IDE support?

François REMY fremycompany_pub at
Tue Sep 13 12:33:10 PDT 2011

Just to respond to this, JavaScript is one of my favorite language. I like it. I like the fact I’ve a freedom hardly comparable to anything else. But it’s not because we’ll have the possibility to use static types where it’s really useful we’ll lose the hability to continue our work as we do today.

It’s just one more tool in your toolbox. Not a complete language change.

From: Allen Wirfs-Brock 
Sent: Tuesday, September 13, 2011 9:01 PM
To: Axel Rauschmayer 
Cc: es-discuss ; Breton Slivka 
Subject: Re: IDE support?
There are key points in Breton's post below that should not  be lost  in a debate on whether or not dynamic JS performance can or can not asymptotically approach that of a hypothetical class-based statically typed language (something that you might call simply "J"). 

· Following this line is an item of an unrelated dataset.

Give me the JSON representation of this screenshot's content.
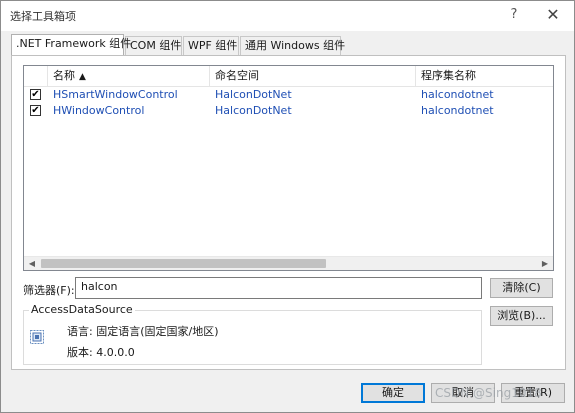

Success with a dynamic language languages requires understanding that they are different beasts than statically typed languages. Great performance and great development tools for them is not achieved by trying to treat them like a poorly designed or ill behaved statically typed language. The recently successful JS "engine" implementors already knew or ultimately learned this and we have really turned the corner on JS performance (now if they can just get their acts together WRT garbage collection...).

We need to do the same thing with our JS tools.  All of the great dynamic language IDEs (that, BTW, preceded and largely inspired  the modern static language IDEs) were "live" environments.  They didn't just provide a live debugging experience, it was a live authoring experience. You developed code as a dynamic running program.  They truly support incremental, interactive development.  Developers operate in a continuous write a little/run a little cycle. The tools use information obtained from an actual running program to provide a great developer experience.  Regarding Axel's case of "dot completion".  In a real live development experience you would probably be writing that code within the context of a a  function call that is suspended because the function doesn't actually exist yet or its body has not been filled in. As you write that code the tools have visibility of the actual arguments that were passed to the suspended call as one of the sources of information for suggesting dot completions.

It is probably also worth noting that the language "engines" the successful live dynamic language environments were built upon were engineered all the way down to their lowest levels to support the dynamic program modification capabilities needed to support their live developer experience.  In many cases it makes sense to algorithms around immutable immutable objects but such objects sill need to be mutable by the tools of a live development environment. 

Another difference is that static language IDEs generally try to provide perfect information. If one provides a dot completion list then the expectation is that the list is contextually exhaustive and accurate. These and only these names can be used after this dot.  A dynamic language tools would offer an advisory list. Here are some names that  based upon the tools current understanding of the program are likely to be meaningful after this dot. Static tools operate under the illusion that programs are a fixed and closed world that can be perfectly understood.  Some people would say that such programs tend to be "fragile" in the face of change. Dynamic language tools work in a world where programs are malleable and continually evolving.  Which is a closer reflection of the actual web?  

To do great things with a language you have to love the language.   The great JS development experiences of the future will be built by a new generation of JS lovers who aren't constrained by static language notions of how development tools need to work.


On Sep 13, 2011, at 4:49 AM, Axel Rauschmayer wrote:

  For features such as expansion help (e.g. when you type a dot after a parameter name inside a function), you still need static analysis.

  But your point stands: JS IDEs can and should go beyond “edit-compile-debug” (which has become so mainstream that many people forget about languages such as Common Lisp and Smalltalk).

  On Sep 13, 2011, at 6:44 , Breton Slivka wrote:

    Forgive me if this has already been talked about, but is it possible

    that trying to improve static analysis of javascript is barking up the

    wrong tree? I think a better approach is to write your IDE in

    javascript and have it running inside a context that has access to the

    running JS environment. Think about the precedents set by Smalltalk

    and Self, and even Forth, with hints of this happening in the modern

    browser "debugger" environments which now have some rudimentary code

    completion features.

    A JS IDE should be a running environment that can reflect on changes

    to the environment dynamically and "save" them back out to your source

    files, via some diff like protocol which can be rather

    straightforwardly implemented with proxies, akin to how a self program

    was essentially an in memory image core dump.

    Having your IDE hooked up to a running JS context gets around a lot of

    your problems with static analysis, including even dealing with

    dynamic property access, dynamically constructed objects, prototype

    chains and inheritences, and function name aliases.